Jul 29, 2010

DiagnostiCar (4) - Abductive Reasoning

Hi,

finally I had some time to write about abductive reasoning, the core of the DiagnostiCar expert system. As you may know from my previous posts (means you're tough and reached this point :P), the abductive reasoning tries to infer what facts implies a given situation.

To build such a reasoning we must start with the conclusion and try to prove it. Let's say that we have the following scenario:

known mortal(X) <- human(X).

known human(socrates).

How abductive reasoning behaves when tries to find out what things are mortal?

The first step is to check if mortal(X) is a tautology such as:

known mortal(xerxes).

As in our example there isn't such tautology the reasoning agent must try to find a rule which implies that something is mortal. In our case proceeds that mortal(X) <- human(X) so to prove that something is mortal we have to prove that it is human. The first step is then repeated and we reach the tautology human(socrates) which asserts that Socrates is mortal.

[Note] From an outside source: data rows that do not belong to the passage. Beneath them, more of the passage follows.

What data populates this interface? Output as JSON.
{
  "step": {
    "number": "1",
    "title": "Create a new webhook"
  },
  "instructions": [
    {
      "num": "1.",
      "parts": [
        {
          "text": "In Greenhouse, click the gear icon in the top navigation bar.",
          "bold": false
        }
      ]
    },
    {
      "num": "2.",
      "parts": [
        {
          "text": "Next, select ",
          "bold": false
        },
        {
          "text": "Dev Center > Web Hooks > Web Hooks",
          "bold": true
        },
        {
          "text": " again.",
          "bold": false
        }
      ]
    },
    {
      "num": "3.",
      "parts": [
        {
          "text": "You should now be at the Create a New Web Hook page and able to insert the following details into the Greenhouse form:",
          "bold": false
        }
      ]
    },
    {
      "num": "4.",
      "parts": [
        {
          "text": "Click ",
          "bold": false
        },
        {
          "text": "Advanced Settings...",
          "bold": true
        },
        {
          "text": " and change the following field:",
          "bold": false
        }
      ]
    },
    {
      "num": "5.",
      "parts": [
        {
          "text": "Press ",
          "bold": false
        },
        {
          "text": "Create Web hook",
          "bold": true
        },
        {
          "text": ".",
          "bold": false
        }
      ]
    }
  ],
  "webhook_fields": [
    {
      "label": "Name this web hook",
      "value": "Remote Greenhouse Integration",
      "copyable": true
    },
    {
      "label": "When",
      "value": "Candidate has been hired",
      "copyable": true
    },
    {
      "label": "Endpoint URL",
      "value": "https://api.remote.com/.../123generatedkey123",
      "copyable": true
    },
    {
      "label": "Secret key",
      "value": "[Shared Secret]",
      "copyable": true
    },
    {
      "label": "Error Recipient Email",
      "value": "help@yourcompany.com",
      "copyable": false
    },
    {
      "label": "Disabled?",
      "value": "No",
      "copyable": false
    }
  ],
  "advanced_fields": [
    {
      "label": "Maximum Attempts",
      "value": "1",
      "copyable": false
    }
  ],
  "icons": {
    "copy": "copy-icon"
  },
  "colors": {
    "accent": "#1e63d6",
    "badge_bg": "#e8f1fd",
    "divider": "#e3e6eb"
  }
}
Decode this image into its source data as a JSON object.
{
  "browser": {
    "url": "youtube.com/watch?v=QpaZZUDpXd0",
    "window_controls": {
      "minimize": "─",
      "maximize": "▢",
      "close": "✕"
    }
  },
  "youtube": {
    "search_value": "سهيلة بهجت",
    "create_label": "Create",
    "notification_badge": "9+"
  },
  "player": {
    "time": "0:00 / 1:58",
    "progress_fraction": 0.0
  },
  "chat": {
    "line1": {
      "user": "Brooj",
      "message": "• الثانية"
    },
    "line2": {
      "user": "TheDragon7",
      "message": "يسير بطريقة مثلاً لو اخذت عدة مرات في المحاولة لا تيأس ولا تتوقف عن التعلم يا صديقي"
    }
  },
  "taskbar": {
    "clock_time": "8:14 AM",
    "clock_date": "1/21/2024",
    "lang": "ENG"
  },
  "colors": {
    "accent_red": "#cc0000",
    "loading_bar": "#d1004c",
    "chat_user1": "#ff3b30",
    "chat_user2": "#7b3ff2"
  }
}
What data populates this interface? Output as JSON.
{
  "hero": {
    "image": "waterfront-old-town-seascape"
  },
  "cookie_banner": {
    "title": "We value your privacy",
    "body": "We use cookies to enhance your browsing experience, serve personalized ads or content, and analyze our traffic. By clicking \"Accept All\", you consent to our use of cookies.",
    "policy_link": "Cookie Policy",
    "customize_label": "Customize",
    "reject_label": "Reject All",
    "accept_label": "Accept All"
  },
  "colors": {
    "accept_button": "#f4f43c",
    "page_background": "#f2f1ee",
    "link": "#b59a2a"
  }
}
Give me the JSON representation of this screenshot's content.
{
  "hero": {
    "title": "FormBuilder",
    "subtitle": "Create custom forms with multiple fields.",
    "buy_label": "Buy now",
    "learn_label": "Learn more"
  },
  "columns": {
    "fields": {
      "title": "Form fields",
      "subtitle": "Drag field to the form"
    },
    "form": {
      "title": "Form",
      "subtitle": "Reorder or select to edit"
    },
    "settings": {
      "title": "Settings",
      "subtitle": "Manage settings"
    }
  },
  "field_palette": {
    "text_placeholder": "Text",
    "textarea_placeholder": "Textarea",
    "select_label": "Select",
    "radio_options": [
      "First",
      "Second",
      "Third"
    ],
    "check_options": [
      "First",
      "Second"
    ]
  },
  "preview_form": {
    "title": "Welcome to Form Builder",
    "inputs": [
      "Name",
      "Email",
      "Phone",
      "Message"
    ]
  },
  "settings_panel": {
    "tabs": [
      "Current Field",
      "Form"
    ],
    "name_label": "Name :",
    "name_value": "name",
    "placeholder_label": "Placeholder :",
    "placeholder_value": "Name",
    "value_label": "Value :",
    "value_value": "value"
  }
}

Note that we have no difference with we try to use Prolog directly:

mortal(X) :-
    human(X).

human(socrates).

Now consider a non trivial example. Imagine that we want to prove that mortal(aristoteles) but we may let the reasoner conclude that such affirmation is only possible if Aristoteles is a human. Pretty smart huh? That's what abductive reasoning is capable of. To build such a predicate we will need to know not only what are proving but also the user id (to ask questions when possible) and a list to yield what is being assumed.

Now lets try to prove a goal using the following rules (together with the Prolog code):

1 - Check if the goal is a tautology:

abduction(_, Goal, _) :-
    known(Goal).

2 - Check equalities:

abduction(_, Value == Value, _) :-
    Value = Value.

abduction(_, Value \= Value, _) :-
    Value \= Value.

3 - Check if the goal is implied by something else:

abduction(Uid, Goal, Assuming) :-
    known(Goal <- Cause),
    abduction(Uid, Cause, Assuming).

4 - If the goal is an or or an and conjunction:

abduction(Uid, Left & Right, Assuming) :-
    abduction(Uid, Left, Assuming),
    abduction(Uid, Right, Assuming).

abduction(Uid, Left v _, Assuming) :-
    abduction(Uid, Left, Assuming).

abduction(Uid,_ v Right,Assuming) :-
    abduction(Uid, Right, Assuming).

5 - Ask the user:

abduction(Uid, Goal, _) :-
    functor(Goal,Question,1), 
    askable(Question),
    arg(1,Goal,Answer),
    ask(Uid,Question,Answer). % Defined in a previous post

6 - Make an assumption:

abduction(_, Goal, Assuming) :-
    assumable(Goal),
    member(Goal, Assuming).
    % Says that the goal must be assumed to reach the goal.

This does it's task but we still have some problems. The first one is the lack of constraints. This reasoning doesn't consider if you assume something that implies in a contradiction. e.g.: known false <- mortal(X) & immortal(X). Another problem we can observe is that the system doesn't follow the Occam's razor principle, which affirms that between two valid explanation the simplest tends to be true. Finally we have a crucial problem is a infinite loop occurence when you try to prove the negation of something and the goal is a tautology.

Let's solve those problems by parts. The first can be solved with a predicate which proves the goal and doesn't reach a contradiction at the same time:

reason(Uid, Goal, Assuming) :-
    abductive_reasoning(Uid, Goal, Assuming),
    not(abductive_reasoning(Uid, false, Assuming)).

But that predicate falls directly to the third problem. To solve this problem, the must intuitive solution is do a search starting with a empty list of assumptions and try incrementing the list size until it reachs a cutoff that you may assume that there is no explanation bigger than that. A simple and clear implementation of that would be:

max_assumptions(5).
abductive_reasoning(Uid, Goal, Assuming) :-
    max_assumptions(Max),
    abduction(Uid, Goal, Assuming, Max).

abduction(Uid, Goal, Assuming, Depth) :-
    Depth >= 0,
    max_assumptions(Max),
    Len is Max - Depth,
    length(Assuming, Len),
    abduction(Uid, Goal, Assuming).

abduction(Uid, Goal, Assuming, Depth) :-
    NextStep is Depth - 1,
    NextStep >= 0,
    abduction(Uid, Goal, Assuming, NextStep).

It is not the most efficient code to handle code but works fine. You can avoid process a search path again by creating a dynamic predicate and asserting when a branch of the search is truth or false. It may use a lot of memory but it helps to execute faster.